The saddest songs are written to make you think, make you remember and make you cry. The very best of the saddest songs could make even the toughest man lose his senses for a moment. Here is a list of the very saddest songs of all time.
- "The Dance" (1990) - Tony Arata. It is never very clear exactly what "The Dance" (1990) is about. Is it about a couple cut short because of the death of one of the lovers? Is it about someone that learns his spouse was unfaithful? The full message is never clearly described. But when Garth Brooks sings the song with the deep voice of his, it becomes one of the saddest songs you ever heard.
- "Season in the Sun" (1974) - Jacques Brel & Rod McKuen. This was the only hit song for singer Terry Jacks, but it was enough to make him a worldwide sensation. The music for this song is rather upbeat, but it is also deceiving. Once you start to listen to Jacks sing the story of a man saying goodbye to his friends because he is dying, you realize that this is a very sad song.

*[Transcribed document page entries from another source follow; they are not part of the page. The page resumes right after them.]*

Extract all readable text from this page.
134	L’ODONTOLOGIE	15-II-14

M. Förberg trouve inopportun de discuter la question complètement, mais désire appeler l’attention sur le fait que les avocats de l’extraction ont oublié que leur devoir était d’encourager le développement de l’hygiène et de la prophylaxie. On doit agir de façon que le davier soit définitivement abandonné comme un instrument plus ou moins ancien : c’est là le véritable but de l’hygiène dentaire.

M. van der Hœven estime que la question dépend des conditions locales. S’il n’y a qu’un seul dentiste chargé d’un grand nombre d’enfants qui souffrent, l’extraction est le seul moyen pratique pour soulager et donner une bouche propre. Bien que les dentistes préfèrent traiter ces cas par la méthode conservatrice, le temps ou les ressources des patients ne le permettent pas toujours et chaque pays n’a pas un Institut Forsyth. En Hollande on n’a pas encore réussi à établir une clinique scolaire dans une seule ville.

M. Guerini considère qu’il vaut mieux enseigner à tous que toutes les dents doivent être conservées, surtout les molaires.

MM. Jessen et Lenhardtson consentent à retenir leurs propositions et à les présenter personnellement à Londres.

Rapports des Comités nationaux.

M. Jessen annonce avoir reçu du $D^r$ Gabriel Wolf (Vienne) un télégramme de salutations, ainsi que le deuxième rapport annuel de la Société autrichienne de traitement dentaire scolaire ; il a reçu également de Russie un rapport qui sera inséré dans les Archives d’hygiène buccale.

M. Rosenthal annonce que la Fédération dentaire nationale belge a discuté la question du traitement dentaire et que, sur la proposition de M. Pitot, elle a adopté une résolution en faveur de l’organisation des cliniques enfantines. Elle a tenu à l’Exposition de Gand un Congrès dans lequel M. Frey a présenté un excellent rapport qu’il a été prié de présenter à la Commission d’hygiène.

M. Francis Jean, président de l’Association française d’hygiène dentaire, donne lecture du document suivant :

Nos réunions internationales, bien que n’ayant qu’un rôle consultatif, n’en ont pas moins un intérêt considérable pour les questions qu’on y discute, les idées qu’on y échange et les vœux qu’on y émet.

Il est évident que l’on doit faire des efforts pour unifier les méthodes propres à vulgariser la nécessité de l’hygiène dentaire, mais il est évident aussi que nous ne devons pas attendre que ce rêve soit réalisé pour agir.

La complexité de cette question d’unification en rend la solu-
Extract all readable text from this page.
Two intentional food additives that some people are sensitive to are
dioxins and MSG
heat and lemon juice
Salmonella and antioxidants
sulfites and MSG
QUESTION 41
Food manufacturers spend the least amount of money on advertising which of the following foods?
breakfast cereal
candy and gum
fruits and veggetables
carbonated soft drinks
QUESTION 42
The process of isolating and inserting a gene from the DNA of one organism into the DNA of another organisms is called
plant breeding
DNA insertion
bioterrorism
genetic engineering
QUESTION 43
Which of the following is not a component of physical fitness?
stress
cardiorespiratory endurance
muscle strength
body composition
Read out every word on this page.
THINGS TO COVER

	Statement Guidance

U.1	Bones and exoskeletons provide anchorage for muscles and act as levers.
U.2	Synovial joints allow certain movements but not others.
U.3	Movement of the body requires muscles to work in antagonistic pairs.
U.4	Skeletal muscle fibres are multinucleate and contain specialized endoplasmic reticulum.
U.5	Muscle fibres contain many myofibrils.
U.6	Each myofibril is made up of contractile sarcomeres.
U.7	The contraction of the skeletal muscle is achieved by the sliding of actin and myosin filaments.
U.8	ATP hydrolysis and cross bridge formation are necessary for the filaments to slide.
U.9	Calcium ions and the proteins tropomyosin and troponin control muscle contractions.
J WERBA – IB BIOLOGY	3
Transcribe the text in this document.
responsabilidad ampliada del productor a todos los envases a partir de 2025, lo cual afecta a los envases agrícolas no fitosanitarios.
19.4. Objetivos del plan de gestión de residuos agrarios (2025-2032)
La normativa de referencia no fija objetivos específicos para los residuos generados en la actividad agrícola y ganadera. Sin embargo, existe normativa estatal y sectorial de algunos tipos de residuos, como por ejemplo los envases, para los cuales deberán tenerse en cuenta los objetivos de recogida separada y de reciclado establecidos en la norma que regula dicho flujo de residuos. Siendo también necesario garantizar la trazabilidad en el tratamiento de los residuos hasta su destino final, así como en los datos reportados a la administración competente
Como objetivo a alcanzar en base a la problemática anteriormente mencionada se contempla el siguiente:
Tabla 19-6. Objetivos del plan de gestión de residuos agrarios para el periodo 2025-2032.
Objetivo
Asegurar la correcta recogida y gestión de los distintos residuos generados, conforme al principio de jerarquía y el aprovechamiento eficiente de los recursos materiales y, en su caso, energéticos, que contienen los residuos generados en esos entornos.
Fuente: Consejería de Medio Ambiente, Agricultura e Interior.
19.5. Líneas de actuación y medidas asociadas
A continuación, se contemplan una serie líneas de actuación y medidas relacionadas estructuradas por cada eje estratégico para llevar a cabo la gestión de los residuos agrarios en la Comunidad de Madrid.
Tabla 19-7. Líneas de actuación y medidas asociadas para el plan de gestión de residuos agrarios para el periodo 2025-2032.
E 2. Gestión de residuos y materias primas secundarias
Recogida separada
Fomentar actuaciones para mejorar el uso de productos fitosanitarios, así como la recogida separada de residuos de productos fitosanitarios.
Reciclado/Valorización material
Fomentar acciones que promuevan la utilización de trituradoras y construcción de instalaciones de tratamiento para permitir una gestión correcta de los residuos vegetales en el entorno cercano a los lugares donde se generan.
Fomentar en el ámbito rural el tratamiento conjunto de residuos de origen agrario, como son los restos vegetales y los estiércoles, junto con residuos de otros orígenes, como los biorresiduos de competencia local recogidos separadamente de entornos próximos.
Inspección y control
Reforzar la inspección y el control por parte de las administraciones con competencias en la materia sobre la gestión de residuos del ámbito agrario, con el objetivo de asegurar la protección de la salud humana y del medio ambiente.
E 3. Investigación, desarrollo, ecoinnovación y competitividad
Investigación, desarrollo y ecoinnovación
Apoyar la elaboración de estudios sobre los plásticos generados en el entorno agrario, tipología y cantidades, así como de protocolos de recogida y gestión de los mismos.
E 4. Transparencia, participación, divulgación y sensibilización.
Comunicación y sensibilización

- "Beth" (1976) - Peter Criss & Stan Penridge. The popular misconception about this sad song is that Peter Criss wrote it for his wife. The truth is that he wrote it before joining Kiss and after listening to a phone call between a band member and the band member's wife Beth. It tells a story common to working musicians, and was the centerpiece of Kiss shows for many years.
- "Hurt" (1995) - Trent Reznor. It isn't the Nine Inch Nails version of this song that makes the list of saddest songs, it is the 2002 cover by Johnny Cash that strikes a chord with people. The song is depressing enough as it is, but to hear Johnny Cash sing it brings a whole new aura to it. You can tell that the lyrics mean something to Cash, and that he has lived the pain in the song.
- "Butterfly Kisses" (1997) - Bob Carlisle & Randy Thomas. Any person that listens to this song is bound to be affected by its sad lyrics, but this is especially true if you have a daughter. It is the story of a man that watches his little girl grow up until he has to give her away at her wedding. The scratchy voice of Randy Carlisle adds a sad element to the song that makes it hard to ignore.